Das ist also beste Heimatkunde, wenn man von dem Esslinger Werbetexter und Journalisten Olaf Nägele einiges über schwäbische Mentalitäten erfährt. Der mit schwäbischen Krimis um dem unkonventioneller Pfarrer Goettle bekannt gewordene Nägele schreibt humorvolle Geschichten aus dem schwäbischen Alltag mit skurrilen Dialogen. Bei seinem Versuch, das Schwaben-Klischee aufzubrechen, ist er missionarisch unterwegs auf badischem Boden.
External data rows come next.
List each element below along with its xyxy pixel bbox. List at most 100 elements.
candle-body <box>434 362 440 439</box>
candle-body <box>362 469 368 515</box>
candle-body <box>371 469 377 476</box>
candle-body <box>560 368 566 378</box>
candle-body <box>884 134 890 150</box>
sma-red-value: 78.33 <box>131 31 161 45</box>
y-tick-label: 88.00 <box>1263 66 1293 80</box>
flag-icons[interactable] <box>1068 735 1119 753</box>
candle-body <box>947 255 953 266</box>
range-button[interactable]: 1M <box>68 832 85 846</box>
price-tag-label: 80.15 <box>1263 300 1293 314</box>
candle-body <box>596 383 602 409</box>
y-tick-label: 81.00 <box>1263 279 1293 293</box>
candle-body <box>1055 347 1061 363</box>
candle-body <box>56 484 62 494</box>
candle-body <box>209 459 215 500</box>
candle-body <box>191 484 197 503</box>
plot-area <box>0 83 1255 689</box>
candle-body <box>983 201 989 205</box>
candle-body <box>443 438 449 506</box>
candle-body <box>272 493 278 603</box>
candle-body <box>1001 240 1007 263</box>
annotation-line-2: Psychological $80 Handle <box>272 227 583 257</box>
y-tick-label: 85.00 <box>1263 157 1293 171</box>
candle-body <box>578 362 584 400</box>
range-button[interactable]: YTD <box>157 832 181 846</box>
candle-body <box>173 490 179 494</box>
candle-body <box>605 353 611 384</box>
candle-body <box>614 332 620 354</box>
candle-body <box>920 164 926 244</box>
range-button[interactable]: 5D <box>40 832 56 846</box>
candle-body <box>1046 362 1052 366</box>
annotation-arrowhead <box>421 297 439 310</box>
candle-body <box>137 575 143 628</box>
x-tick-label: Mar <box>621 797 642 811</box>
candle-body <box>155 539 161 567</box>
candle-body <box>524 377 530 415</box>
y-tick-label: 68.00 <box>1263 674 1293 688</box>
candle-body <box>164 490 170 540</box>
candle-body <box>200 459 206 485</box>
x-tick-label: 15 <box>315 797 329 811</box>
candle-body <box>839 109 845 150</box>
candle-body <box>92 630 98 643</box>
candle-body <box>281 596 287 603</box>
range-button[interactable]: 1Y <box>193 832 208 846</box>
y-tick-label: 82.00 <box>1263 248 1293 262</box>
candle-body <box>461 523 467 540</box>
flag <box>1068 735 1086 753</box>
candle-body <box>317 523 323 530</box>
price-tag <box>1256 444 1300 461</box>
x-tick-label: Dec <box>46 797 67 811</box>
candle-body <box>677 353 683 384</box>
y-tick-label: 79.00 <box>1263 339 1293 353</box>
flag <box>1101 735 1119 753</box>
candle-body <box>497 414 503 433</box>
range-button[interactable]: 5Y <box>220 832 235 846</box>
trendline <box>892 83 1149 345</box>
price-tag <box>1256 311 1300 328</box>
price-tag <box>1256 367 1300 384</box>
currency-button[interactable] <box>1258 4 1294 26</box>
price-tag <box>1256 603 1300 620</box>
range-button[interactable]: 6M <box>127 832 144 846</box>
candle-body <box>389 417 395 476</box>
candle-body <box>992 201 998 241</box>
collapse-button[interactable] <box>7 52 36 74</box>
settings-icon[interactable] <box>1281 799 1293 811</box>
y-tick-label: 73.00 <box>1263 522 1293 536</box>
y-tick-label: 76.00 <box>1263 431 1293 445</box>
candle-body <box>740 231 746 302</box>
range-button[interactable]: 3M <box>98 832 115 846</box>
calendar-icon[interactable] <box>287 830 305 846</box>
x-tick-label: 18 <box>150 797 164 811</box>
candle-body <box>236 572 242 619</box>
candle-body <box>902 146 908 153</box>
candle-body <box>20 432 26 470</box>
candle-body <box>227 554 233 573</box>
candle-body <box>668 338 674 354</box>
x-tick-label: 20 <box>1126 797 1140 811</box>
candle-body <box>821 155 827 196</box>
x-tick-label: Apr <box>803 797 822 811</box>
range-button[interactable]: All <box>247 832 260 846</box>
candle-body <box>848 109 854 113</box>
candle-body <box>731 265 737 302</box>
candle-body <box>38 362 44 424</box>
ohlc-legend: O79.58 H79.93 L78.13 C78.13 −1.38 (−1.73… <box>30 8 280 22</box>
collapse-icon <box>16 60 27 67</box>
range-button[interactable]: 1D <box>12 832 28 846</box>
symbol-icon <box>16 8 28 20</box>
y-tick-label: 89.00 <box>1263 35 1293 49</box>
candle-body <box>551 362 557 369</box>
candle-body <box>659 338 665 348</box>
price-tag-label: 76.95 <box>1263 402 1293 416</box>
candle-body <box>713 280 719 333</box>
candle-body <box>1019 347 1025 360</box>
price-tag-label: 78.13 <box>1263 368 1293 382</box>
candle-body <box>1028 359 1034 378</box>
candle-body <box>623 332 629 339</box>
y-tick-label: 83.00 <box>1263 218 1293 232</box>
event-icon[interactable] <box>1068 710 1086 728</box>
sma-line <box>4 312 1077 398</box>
Dass man die Schwaben als „mundfaul“ bezeichnet, würde er positiv als Sprachverknappung betrachten, mit dem Ideal ganz kurzer Sätze wie „De Opa isch weg“ statt des langatmigen „Der Hundertjährige, der aus dem Fenster stieg und verschwand...“

Die Organisatoren der Mundartwerkstatt sind immer auf der Suche nach jungen Talenten, was nicht leicht ist, aber man findet sie doch. Und das nicht nur im Basler Slam-Bereich. Martin Lukas Blum aus Vorarlberg – wie Johann Peter Hebel Theologe, Pädagoge und Autor – ist noch ganz am Anfang seines literarischen Schreibens. Am zweiten Abend hatte er sich mit seinen Gedichten und Geschichten frei geredet, wenn man sich auch erst an den Sprachklang des Dialekts gewöhnen musste.

Keine Eingewöhnungsschwierigkeiten hat man bei dem alemannischen Liedermacher Martin Lutz und seinem Duopartner Karl David, zwei ehemaligen Mitgliedern der alemannischen Rockband „Hurlibue“, die mit alemannischen Rocksongs („Unser Platz am Rhy“) gut unterhielten.

Lokalmatador Markus Manfred Jung erinnerte sich in einigen Glossen aus seiner Anfangszeit 1990 an Nachbarschaft, seine Jugend, und in Gedichten an seine Mutter. Worte, die seine Eltern in Zell einmal gesprochen haben, hat er gesammelt, so eine Art Spoken Words in Mundart, und sie in einem Lautgedicht rhythmisiert aufgezählt.

Das war ja schon fast ein geslammter alemannischer Rap!